As the big hitters from governments around the world start to arrive at the UN climate talks in Bonn, Paul Allen looks at Germany’s record on climate change and explores what more could be done.
Today as the COP23 process runs its course, environment ministers, foreign ministers and heads of state arrived to take over where their negotiators have left off, offering an opportunity for ratcheting up ambition before the talks conclude.
Germany’s role as the physical host of COP23 (Fiji is the official host, but the talks are taking place in Bonn) gives Angela Merkel’s voice vital influence. For many years Merkel has talked the talk on climate, confirming the need for ambitious action and driving other heads of state do the same. I suspect one of the reasons she ‘gets climate’ is because she has a passion for science, having studied physics at the University of Leipzig before becoming a researcher at Berlin’s Academy of Sciences.
However, businesses, politicians, faith leaders, NGOs, environment ministers and many others are calling for Merkel to phase out Germany’s coal power, not least for the sake of the climate leadership that she has fought so hard to earn. The technology now exists to replace coal with other technologies – for example synthetic gas from surplus renewables as back up for filling the gaps in the expanding renewable energy system.
But the problem is that actual progress has been slowing. Germany’s Energiewende (or energy transition) has decelerated and Germany looks set to miss its own 2020 emission reduction target whilst carbon emissions seem to be rise again in 2017. To find out more I attended the COP23 Enegiewende side-event, set up to enable participants to question Germany’s key experts on their energy transition.
I took the opening slot, quizzing their expert panel on why the rate of deployment of renewables has fallen and about the nature of the barriers to rapidly scaling up synthetic gas to replace coal as back-up. I did not hear any convincing reason why it could not be done. The technology is there, but needs support for scaling up to achieve the price falls we have seen in other sectors (e.g. in battery storage, wind and photovoltaics).

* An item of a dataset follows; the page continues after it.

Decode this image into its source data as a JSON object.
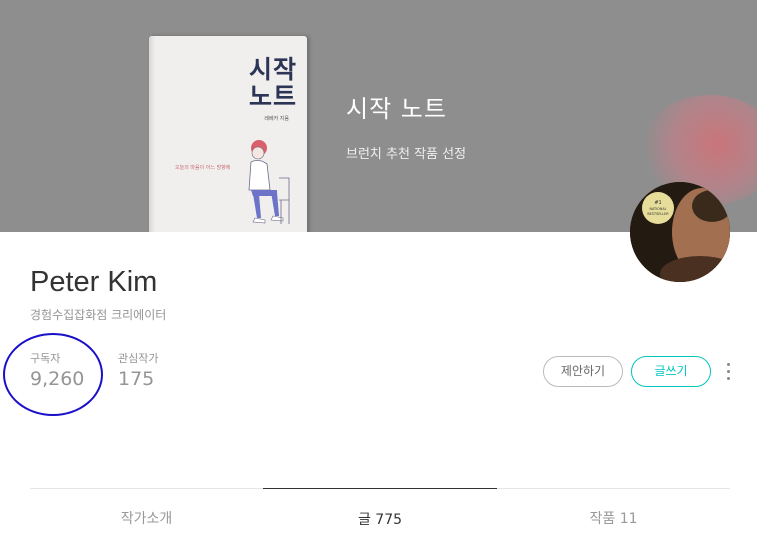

The panel also suggested to me that a strong reason for fall in public support for renewables in Germany was the increasing costs of energy, due to the kick-start subsidies being added to the energy price paid by customers. I enquired if the subsidies for oil were also added to the energy price. The answer made it clear that this came from a different place in the public purse. We need all energy subsidies to be made fully transparent so that the public are aware of the real costs. We also need to recognise that the existing combined-cycle gas turbines can be fed by clean synthetic methane, removing the need for coal in providing a secure supply.

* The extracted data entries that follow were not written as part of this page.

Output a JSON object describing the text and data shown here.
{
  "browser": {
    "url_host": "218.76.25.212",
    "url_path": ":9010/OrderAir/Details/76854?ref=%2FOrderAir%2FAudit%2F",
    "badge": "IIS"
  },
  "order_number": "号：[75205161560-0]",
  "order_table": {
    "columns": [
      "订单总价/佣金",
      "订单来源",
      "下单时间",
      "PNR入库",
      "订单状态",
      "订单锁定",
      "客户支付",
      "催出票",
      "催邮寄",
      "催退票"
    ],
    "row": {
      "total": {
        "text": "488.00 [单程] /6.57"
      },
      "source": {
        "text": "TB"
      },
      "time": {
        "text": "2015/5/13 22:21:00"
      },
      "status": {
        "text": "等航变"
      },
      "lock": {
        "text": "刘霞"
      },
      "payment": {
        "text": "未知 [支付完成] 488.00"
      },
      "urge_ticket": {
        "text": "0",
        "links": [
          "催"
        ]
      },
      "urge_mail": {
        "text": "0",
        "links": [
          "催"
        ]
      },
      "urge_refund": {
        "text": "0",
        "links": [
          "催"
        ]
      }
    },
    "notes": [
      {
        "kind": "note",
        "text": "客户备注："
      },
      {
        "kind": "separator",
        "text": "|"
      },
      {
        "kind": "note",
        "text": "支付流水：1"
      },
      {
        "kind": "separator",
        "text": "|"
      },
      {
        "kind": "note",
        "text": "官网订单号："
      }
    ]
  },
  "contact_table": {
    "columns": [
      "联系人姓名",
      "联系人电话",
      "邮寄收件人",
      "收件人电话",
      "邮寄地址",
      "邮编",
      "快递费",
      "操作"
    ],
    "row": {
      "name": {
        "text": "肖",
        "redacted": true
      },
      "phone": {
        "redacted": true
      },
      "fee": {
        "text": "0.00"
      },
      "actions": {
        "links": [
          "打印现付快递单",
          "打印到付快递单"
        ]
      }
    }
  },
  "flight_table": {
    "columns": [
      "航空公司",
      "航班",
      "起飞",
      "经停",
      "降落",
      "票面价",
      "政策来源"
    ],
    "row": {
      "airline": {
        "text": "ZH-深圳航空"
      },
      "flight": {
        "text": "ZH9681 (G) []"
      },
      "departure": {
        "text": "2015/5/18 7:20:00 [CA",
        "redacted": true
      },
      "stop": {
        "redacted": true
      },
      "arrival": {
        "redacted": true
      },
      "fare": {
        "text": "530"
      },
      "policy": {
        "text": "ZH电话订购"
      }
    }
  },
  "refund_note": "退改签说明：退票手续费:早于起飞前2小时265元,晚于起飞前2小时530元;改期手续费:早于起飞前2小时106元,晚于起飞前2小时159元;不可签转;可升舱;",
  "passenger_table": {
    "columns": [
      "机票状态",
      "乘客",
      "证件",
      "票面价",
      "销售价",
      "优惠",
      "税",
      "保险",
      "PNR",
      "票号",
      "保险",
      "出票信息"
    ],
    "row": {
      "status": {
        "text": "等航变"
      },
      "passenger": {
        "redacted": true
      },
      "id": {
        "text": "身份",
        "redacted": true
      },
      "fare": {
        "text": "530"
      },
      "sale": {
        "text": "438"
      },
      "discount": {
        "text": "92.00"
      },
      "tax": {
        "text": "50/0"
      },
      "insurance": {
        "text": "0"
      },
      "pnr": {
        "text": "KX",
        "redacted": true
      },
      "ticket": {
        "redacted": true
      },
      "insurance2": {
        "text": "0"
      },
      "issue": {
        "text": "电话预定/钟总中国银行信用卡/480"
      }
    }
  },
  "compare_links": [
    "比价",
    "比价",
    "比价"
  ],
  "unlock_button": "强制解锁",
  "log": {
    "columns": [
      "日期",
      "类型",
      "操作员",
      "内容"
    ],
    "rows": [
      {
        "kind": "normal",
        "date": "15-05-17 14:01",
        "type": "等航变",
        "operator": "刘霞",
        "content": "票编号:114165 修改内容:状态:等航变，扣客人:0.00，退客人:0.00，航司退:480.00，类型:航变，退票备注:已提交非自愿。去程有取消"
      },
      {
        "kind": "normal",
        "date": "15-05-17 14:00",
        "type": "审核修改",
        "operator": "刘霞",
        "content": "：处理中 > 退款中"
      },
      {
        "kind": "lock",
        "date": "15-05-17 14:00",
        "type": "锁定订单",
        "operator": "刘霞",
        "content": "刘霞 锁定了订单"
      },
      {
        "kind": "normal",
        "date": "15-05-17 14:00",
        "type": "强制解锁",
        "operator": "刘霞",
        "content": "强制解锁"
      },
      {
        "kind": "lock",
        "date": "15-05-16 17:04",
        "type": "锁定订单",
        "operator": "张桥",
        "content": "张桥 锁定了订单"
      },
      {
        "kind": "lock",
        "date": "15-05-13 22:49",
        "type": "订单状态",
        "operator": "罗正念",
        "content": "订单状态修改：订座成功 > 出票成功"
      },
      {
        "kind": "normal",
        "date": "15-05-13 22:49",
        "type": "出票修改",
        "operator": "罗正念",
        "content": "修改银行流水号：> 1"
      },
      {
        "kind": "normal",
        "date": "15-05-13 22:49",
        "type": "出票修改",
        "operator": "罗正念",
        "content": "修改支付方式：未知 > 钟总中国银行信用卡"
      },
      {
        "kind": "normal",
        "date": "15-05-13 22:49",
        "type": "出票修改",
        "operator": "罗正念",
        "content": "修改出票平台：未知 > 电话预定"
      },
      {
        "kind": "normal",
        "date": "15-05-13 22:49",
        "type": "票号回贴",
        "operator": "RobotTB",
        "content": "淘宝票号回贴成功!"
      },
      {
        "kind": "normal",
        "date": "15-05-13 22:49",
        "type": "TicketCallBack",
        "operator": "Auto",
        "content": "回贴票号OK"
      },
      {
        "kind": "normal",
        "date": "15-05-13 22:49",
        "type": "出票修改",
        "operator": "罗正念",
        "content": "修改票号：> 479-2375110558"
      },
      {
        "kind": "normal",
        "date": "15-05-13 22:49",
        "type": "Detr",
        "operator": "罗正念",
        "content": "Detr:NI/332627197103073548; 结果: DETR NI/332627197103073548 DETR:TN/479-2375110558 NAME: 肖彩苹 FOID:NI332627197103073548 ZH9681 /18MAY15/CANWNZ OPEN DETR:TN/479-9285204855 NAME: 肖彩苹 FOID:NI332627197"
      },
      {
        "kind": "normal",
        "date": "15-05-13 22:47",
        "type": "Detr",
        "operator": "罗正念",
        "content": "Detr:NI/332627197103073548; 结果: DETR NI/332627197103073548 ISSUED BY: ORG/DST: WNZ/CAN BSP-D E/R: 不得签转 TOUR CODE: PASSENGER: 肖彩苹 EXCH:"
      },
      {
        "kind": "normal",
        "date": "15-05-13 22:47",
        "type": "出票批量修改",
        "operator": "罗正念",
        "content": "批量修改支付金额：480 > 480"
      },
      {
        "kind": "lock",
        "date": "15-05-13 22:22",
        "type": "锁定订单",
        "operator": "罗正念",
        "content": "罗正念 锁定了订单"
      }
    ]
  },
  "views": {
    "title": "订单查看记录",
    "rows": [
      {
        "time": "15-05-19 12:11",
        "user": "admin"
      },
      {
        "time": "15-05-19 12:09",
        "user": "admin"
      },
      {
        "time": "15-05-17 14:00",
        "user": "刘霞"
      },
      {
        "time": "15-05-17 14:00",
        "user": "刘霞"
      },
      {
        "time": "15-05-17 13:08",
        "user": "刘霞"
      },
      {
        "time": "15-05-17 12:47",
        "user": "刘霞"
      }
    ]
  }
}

Germany is a big influencer at COP23, not least because of its excellent hosting, offering free public transport and bicycles to all delegates. But because of its coal dependence Germany is off-track to meet its vital target of reducing greenhouse gas emissions 40 per cent below 1990 levels by 2020. As Merkel joins the negotiations, data released earlier this year by Climate Analytics makes it crystal clear that the only way for Germany to achieve its own targets would be to stop burning coal.